No objection being made to his doing so, he went on. "He has done good work in his time. He is past it now, poor old man, but in years gone by he was an example to all—full of energy and good works. I have been told that before he came to Surley, and held a small living somewhere in the Midlands, he did not rest until he had raised the endowment by a hundred pounds a year. That means hard unremitting work, in these days when the laity is apt to keep its purse closed against the claims of the church. I always like to give credit where credit is due, and I must say for old Mr. Cooper that he has deserved well of his generation."

"It is nice to think of his ending his days in peace in that beautiful place," said Mrs. Walter. "When Mollie and I went to call there in the summer I thought I had never seen a prettier house and garden of its size."

"I wish we could have the luck to get the living when old Mr. Cooper does go," said Mrs. Mercer artlessly. "I don't want the old gentleman to die yet awhile, naturally, but he can't be expected to hold out very much longer; he is eighty-four and getting weaker every day. Somebody must be appointed after him, and I think myself it ought to be an incumbent of the diocese who has borne the heat and burden of the day in a poorly endowed living."

She was only repeating her husband's oft-spoken words, being ready to take his view in all matters, and using his methods of expression as being more suitable than her own. But he was not pleased with the implied compliment. "I wish you wouldn't talk in that way, Gertrude," he said, in an annoyed voice. "Before such friends as Mrs. Walter and Mollie it may do no harm, but if such a thing were said outside it would look as if I had given rise to the wish myself, which is the last thing I should like to be said. If it so befalls me I shall be content to go on working here where Providence has placed me till the end of the chapter, with no other reward but the approval of my own conscience, and perhaps the knowledge that some few people are the better and worthier for the work I have spent a great part of my life in doing amongst them. At the same time I should not refuse to take such a reward as Surley would be if it were offered to me freely, and it were understood that it was a reward for work honestly done through a considerable period of years. I would not take it under any other conditions, and as for doing anything to solicit it, it would be to contradict everything that I have always stood for."

"Oh, yes, dear," said Mrs. Mercer. "But it wouldn't have done any harm just to have met the Bishop in a friendly way at Surley itself. It might have sort of connected you with the place in his mind. I wish we had been able to keep friends with Mrs. Carruthers, or that Rhoda and Ethel had accepted your offer to preach to-morrow afternoon."

Really, although a devoted helpmate, both in purse and person, this woman was a trial.

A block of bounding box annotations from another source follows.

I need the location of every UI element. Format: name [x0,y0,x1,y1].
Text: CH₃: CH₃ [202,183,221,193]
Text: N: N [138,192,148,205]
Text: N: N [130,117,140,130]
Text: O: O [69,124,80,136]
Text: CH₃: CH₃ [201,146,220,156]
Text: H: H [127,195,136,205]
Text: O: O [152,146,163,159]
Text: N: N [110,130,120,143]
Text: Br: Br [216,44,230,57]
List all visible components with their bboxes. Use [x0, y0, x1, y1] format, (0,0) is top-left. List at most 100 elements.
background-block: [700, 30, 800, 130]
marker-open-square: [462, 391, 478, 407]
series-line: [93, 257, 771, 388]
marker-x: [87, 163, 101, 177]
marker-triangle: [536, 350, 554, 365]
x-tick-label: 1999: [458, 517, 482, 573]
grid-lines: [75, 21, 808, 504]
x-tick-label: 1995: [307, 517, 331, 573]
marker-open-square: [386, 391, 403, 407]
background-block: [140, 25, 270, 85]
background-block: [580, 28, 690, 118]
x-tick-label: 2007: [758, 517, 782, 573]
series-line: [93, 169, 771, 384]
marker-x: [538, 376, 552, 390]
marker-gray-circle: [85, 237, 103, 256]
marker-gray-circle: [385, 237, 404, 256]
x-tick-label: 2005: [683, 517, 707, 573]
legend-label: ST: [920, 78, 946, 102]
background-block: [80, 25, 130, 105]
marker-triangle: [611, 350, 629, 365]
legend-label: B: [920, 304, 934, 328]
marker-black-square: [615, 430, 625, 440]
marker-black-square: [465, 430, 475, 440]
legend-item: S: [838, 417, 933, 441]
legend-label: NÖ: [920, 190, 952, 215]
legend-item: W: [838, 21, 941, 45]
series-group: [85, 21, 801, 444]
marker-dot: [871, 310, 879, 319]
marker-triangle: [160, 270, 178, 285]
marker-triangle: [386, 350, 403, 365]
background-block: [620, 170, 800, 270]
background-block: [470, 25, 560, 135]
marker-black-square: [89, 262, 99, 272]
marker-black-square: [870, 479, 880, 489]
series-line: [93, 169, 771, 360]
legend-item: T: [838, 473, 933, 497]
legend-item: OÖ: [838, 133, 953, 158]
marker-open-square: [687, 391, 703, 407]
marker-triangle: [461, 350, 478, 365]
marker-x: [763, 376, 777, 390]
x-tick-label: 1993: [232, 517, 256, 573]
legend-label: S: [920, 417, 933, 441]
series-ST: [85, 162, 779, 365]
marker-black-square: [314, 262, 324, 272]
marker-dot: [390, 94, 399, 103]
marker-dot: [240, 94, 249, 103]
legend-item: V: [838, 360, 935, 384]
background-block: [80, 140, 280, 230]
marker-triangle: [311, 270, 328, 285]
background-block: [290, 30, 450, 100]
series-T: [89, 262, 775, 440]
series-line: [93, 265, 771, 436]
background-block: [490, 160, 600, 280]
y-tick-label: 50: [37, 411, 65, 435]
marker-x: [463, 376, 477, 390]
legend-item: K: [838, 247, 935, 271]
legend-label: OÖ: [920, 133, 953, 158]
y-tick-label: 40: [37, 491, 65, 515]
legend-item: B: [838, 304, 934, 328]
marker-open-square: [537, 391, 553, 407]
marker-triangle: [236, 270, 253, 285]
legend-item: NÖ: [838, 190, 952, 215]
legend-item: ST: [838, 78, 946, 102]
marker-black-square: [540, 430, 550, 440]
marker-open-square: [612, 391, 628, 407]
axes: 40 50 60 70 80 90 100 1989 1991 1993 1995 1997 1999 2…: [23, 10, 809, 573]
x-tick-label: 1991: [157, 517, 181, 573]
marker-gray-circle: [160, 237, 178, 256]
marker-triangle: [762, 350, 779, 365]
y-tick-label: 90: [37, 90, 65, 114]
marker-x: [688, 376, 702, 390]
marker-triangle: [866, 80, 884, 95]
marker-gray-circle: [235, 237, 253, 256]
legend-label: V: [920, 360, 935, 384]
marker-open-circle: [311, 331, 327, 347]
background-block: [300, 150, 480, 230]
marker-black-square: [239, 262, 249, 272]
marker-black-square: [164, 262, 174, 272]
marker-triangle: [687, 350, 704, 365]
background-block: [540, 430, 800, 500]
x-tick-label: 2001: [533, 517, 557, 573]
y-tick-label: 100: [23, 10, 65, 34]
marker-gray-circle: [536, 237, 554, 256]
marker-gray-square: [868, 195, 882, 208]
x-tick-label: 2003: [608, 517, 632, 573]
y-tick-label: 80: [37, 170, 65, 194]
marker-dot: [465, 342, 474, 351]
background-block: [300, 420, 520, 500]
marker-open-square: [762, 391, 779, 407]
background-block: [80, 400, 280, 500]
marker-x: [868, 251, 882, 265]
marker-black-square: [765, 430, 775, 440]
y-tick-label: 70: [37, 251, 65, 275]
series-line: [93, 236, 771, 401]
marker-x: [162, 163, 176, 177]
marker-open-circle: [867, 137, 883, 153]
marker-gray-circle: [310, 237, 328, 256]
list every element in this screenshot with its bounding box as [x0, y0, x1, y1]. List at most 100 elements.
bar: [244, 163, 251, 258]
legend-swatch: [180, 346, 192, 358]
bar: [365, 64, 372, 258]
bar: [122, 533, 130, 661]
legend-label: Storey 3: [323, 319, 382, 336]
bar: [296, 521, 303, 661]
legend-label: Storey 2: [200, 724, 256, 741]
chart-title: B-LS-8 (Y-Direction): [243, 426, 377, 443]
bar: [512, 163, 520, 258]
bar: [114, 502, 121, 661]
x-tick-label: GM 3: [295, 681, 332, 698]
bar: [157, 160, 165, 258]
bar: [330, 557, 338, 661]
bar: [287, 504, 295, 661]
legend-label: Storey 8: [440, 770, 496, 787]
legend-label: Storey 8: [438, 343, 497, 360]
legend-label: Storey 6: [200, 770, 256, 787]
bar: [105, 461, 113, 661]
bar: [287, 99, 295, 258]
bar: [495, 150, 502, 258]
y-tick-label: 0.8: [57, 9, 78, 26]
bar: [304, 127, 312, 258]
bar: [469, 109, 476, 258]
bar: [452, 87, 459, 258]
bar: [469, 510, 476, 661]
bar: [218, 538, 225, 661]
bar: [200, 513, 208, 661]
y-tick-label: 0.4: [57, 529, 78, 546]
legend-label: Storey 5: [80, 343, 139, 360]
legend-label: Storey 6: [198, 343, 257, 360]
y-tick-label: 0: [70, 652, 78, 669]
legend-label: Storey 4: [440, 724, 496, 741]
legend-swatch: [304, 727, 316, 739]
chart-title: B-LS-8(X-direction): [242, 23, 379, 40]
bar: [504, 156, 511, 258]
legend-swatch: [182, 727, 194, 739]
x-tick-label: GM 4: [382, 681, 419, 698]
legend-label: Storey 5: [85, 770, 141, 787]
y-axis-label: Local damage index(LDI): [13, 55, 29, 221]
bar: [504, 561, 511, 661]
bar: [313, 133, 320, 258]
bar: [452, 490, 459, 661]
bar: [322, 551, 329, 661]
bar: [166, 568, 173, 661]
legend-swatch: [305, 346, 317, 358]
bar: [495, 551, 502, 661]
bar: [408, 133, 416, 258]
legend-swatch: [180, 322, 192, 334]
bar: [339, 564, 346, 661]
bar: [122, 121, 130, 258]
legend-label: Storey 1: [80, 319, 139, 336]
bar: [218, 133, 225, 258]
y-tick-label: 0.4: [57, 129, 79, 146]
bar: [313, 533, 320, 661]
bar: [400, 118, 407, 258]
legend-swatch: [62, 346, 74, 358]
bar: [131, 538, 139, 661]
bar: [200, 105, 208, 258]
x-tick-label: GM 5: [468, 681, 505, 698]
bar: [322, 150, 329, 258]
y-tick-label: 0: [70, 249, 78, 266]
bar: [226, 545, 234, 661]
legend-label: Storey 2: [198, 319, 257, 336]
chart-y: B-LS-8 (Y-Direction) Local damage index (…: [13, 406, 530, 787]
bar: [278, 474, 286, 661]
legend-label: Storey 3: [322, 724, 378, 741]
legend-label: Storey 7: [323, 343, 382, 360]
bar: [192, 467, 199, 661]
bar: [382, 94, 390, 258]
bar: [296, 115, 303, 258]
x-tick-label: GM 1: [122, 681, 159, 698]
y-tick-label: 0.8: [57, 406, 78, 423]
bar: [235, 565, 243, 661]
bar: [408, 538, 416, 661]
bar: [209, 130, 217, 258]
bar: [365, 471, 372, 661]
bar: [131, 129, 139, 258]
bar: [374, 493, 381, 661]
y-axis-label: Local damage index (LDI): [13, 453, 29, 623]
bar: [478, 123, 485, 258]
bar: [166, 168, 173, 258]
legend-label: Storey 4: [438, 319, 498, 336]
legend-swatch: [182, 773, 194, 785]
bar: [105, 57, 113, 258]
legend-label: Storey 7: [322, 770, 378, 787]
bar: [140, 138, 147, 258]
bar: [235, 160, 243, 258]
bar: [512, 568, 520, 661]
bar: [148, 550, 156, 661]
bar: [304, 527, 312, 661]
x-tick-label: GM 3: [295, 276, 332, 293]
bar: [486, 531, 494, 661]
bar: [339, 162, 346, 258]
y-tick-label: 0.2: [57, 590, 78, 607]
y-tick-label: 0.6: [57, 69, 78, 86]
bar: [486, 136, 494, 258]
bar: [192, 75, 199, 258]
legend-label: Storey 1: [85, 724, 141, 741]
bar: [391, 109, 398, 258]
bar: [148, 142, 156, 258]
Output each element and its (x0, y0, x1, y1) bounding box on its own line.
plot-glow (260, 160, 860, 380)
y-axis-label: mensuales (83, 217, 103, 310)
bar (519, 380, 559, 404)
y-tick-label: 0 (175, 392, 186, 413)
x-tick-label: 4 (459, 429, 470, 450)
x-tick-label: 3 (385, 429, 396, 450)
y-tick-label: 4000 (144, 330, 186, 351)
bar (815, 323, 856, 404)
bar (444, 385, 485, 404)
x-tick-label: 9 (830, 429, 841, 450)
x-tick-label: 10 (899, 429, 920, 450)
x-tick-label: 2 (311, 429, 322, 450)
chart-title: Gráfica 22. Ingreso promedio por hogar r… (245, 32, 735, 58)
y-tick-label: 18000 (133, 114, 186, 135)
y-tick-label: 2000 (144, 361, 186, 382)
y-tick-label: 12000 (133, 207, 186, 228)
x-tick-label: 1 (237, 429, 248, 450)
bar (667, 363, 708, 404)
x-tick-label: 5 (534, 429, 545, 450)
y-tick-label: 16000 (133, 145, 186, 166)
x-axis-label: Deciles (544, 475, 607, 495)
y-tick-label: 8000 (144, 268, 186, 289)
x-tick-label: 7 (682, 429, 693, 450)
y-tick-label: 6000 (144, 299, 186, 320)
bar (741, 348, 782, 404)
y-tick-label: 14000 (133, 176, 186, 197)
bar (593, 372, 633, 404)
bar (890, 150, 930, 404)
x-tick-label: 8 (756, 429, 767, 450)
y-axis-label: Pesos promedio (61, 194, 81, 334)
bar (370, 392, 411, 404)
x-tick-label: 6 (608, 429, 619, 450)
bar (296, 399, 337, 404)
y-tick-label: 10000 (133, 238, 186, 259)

His face darkened so at her speech that Mrs. Walter struck in hurriedly so as to draw the lightning from the tactless speaker. "The Miss Coopers were hoping the last time they were over here that their brother might be appointed to succeed their father," was her not very sedative effort.

But the lightning was drawn. The lowered brows were bent upon her. "I think it is quite extraordinary," said the Vicar, "that those girls should give themselves away as they do. Really, in these matters there are decencies to be observed. A generation or two ago, perhaps, it was not considered wrong to look upon an incumbency as merely providing an income and a house, just as any secular post might. You get it in the works of Anthony Trollope, a tedious long-winded writer, but valuable as giving a picture of his time. But with the growth of true religion and a more self-devoted spirit on the part of the clergy it is almost approaching the sin of simony to talk about an incumbency in the way those girls do so freely."

"They only said that their brother was very much liked by everybody in the parish," said Mollie, who had seen her mother wince at the attack. "They said if the Bishop knew how suitable he really was, he might look over his youth, and appoint him."